The protests – and the merciless government attempt to stamp them out – are the biggest threat to the power of the Iraqi political establishment since Isis was advancing on Baghdad in 2014. In many respects, the danger to the status quo is greater now because Isis was an existential threat to the Shia majority who had no choice but to support their ruling elite, however predatory and incompetent they had proved in office.

The slaughter of so many demonstrators is similar to the tactics used by Egyptian President Abdel Fattah el-Sisi in 2013 to crush protests opposing his military coup that had overthrown the elected government.

Today Kelley Beaucar Vlahos of The American Conservative has an equally grim story out.

Today the Baghdad streets look no different than when the U.S. invaded in 2003…Iraqis [are angry] over what they see as a predominantly Shiite government so corrupt it cannot provide jobs, clean water, health care and basic security to its people.

While the media’s eyes have been turned to ongoing street demonstrations in Hong Kong and Lebanon, Iraq’s have progressed virtually under the radar, despite the fact that they are increasingly more violent as the government is actually using force to quell them. The aforementioned human rights commission there has reported the use of live fire, tear gas, stun grenades and sound bombs. Human Rights Watch has accused the Iraqi military of targeting medics attempting to give aid to the wounded with live fire and tear gas. On Thursday security forces “used live rounds, rubber bullets and fired tear gas canisters in a bid to disperse hundreds of protesters gathered near Baghdad’s Tahrir Square.” One protester died immediately and another died from wounds from a stun bomb...

Tahrir Square was the scene of an even bloodier crackdown late last month.

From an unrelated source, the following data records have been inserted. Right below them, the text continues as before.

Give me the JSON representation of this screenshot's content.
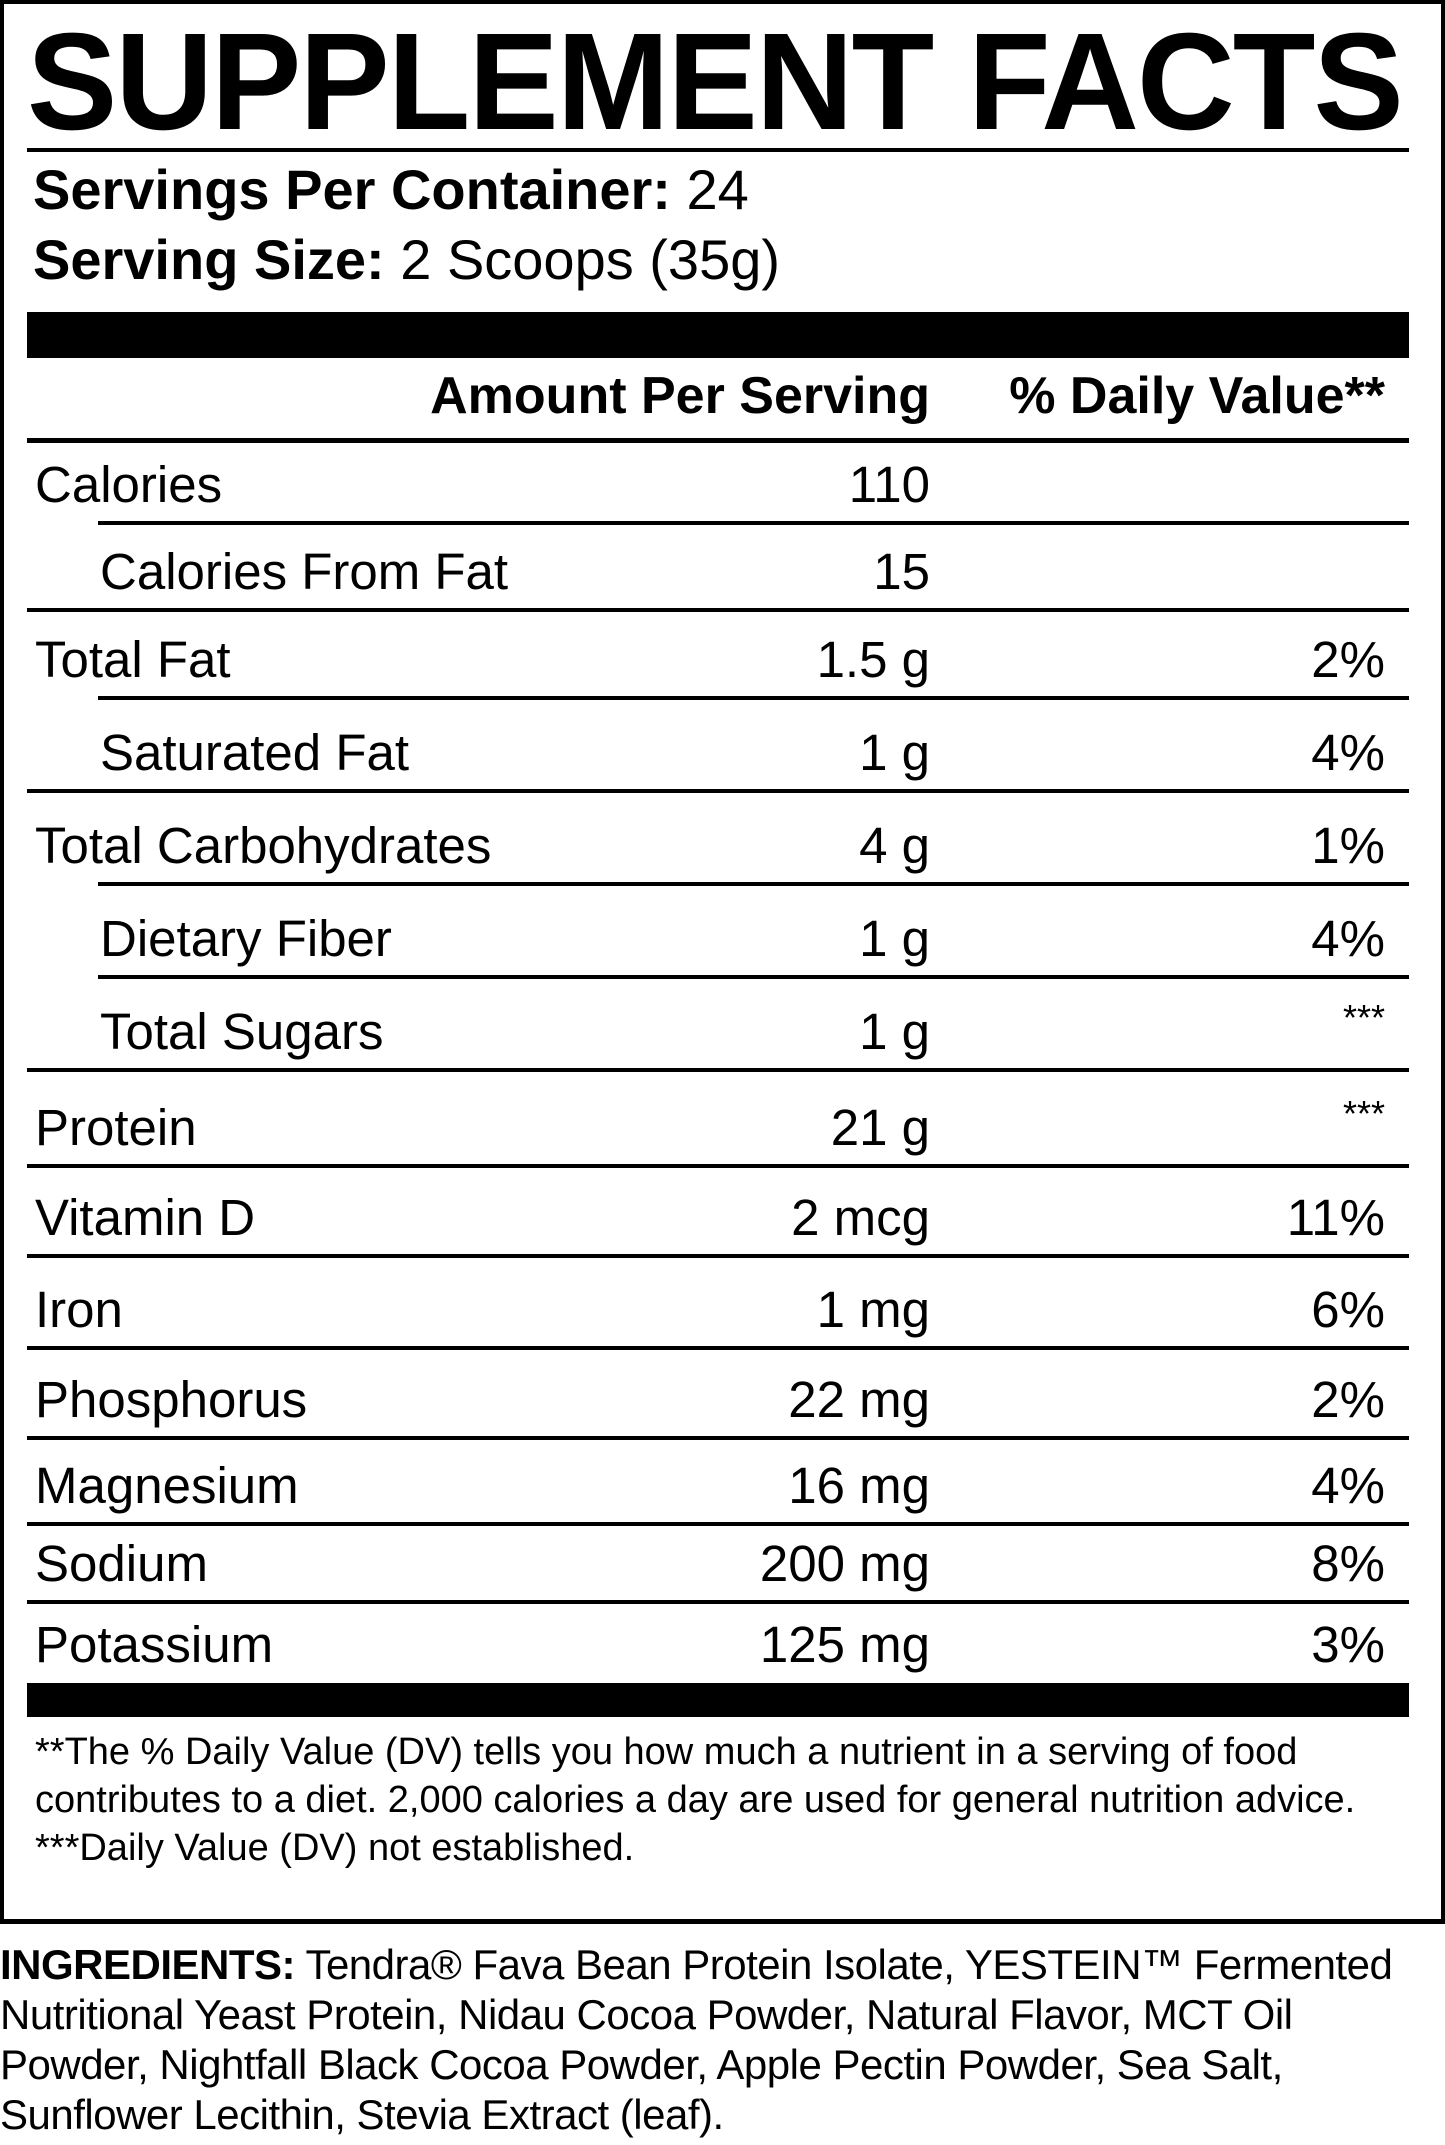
{
  "title": "SUPPLEMENT FACTS",
  "servings": {
    "per_container_label": "Servings Per Container:",
    "per_container_value": "24",
    "size_label": "Serving Size:",
    "size_value": "2 Scoops (35g)"
  },
  "header": {
    "amount": "Amount Per Serving",
    "dv": "% Daily Value**"
  },
  "rows": [
    {
      "label": "Calories",
      "amount": "110",
      "dv": "",
      "sub": false
    },
    {
      "label": "Calories From Fat",
      "amount": "15",
      "dv": "",
      "sub": true
    },
    {
      "label": "Total Fat",
      "amount": "1.5 g",
      "dv": "2%",
      "sub": false
    },
    {
      "label": "Saturated Fat",
      "amount": "1 g",
      "dv": "4%",
      "sub": true
    },
    {
      "label": "Total Carbohydrates",
      "amount": "4 g",
      "dv": "1%",
      "sub": false
    },
    {
      "label": "Dietary Fiber",
      "amount": "1 g",
      "dv": "4%",
      "sub": true
    },
    {
      "label": "Total Sugars",
      "amount": "1 g",
      "dv": "***",
      "sub": true
    },
    {
      "label": "Protein",
      "amount": "21 g",
      "dv": "***",
      "sub": false
    },
    {
      "label": "Vitamin D",
      "amount": "2 mcg",
      "dv": "11%",
      "sub": false
    },
    {
      "label": "Iron",
      "amount": "1 mg",
      "dv": "6%",
      "sub": false
    },
    {
      "label": "Phosphorus",
      "amount": "22 mg",
      "dv": "2%",
      "sub": false
    },
    {
      "label": "Magnesium",
      "amount": "16 mg",
      "dv": "4%",
      "sub": false
    },
    {
      "label": "Sodium",
      "amount": "200 mg",
      "dv": "8%",
      "sub": false
    },
    {
      "label": "Potassium",
      "amount": "125 mg",
      "dv": "3%",
      "sub": false
    }
  ],
  "footnotes": {
    "dv_note": "**The % Daily Value (DV) tells you how much a nutrient in a serving of food contributes to a diet. 2,000 calories a day are used for general nutrition advice.",
    "not_established": "***Daily Value (DV) not established."
  },
  "ingredients": {
    "label": "INGREDIENTS:",
    "text": "Tendra® Fava Bean Protein Isolate, YESTEIN™ Fermented Nutritional Yeast Protein, Nidau Cocoa Powder, Natural Flavor, MCT Oil Powder, Nightfall Black Cocoa Powder, Apple Pectin Powder, Sea Salt, Sunflower Lecithin, Stevia Extract (leaf)."
  }
}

Thousands of people came out to protest the government of Prime Minister Adil Abdul-Mahdi, who has been in office for a year. But the anger of the people has been festering all over the country for some time. As we know, the Sunni provinces have been plagued by poverty, unemployment, and until recently, ISIS. American forces, after using young Sunni men (otherwise known as “sons of Iraq”) to push out Al Qaeda in 2008, left them high and dry in the hands of a authoritarian Shiite state. But it is the Shia in the capital and the south now who are leading the protests, charging that the elites in the government are hoarding the national resources while regular Iraqis cannot seem to climb out of the destitution imposed on them through war, corruption and sectarian conflict.

And to be self-serving, I’ll cite a 2016 story I wrote in The New Republic, which more or less pointed to where things were heading.

It is hard to overstate the devastating role that corruption has played in the failure of Iraq and the rise of ISIS. According to a report last March by the Iraqi parliament’s auditing committee, the country’s defense ministry has spent $150 billion on weapons during the past decade—but acquired only $20 billion worth of arms. Much of the equipment it did obtain was useless, 1970s-era matériel from former Soviet bloc states that was invoiced at up to four times its actual value….

Weapons aren’t the only target for corruption. When it comes to the vast sums of money that have flowed into Iraq for reconstruction and economic development, officials at every level of government have been more focused on lining their own pockets than rebuilding their ruined country. Foreign companies seeking business in Iraq frequently hire well-connected intermediaries, who then bribe senior officials in return for contracts. In one case that recently came to light, several U.S. energy giants, including Weatherford and FMC Technologies, retained a Monaco-headquartered energy-sector firm called Unaoil. As recently as 2012, Unaoil was doling out millions of dollars to senior Iraqi officials, who then awarded contracts to Unaoil clients—frequently with super-inflated profits guaranteed, because the government had agreed to purchase products and services at super-inflated prices. Money that was intended for reconstruction wound up being siphoned off by corrupt officials and private companies.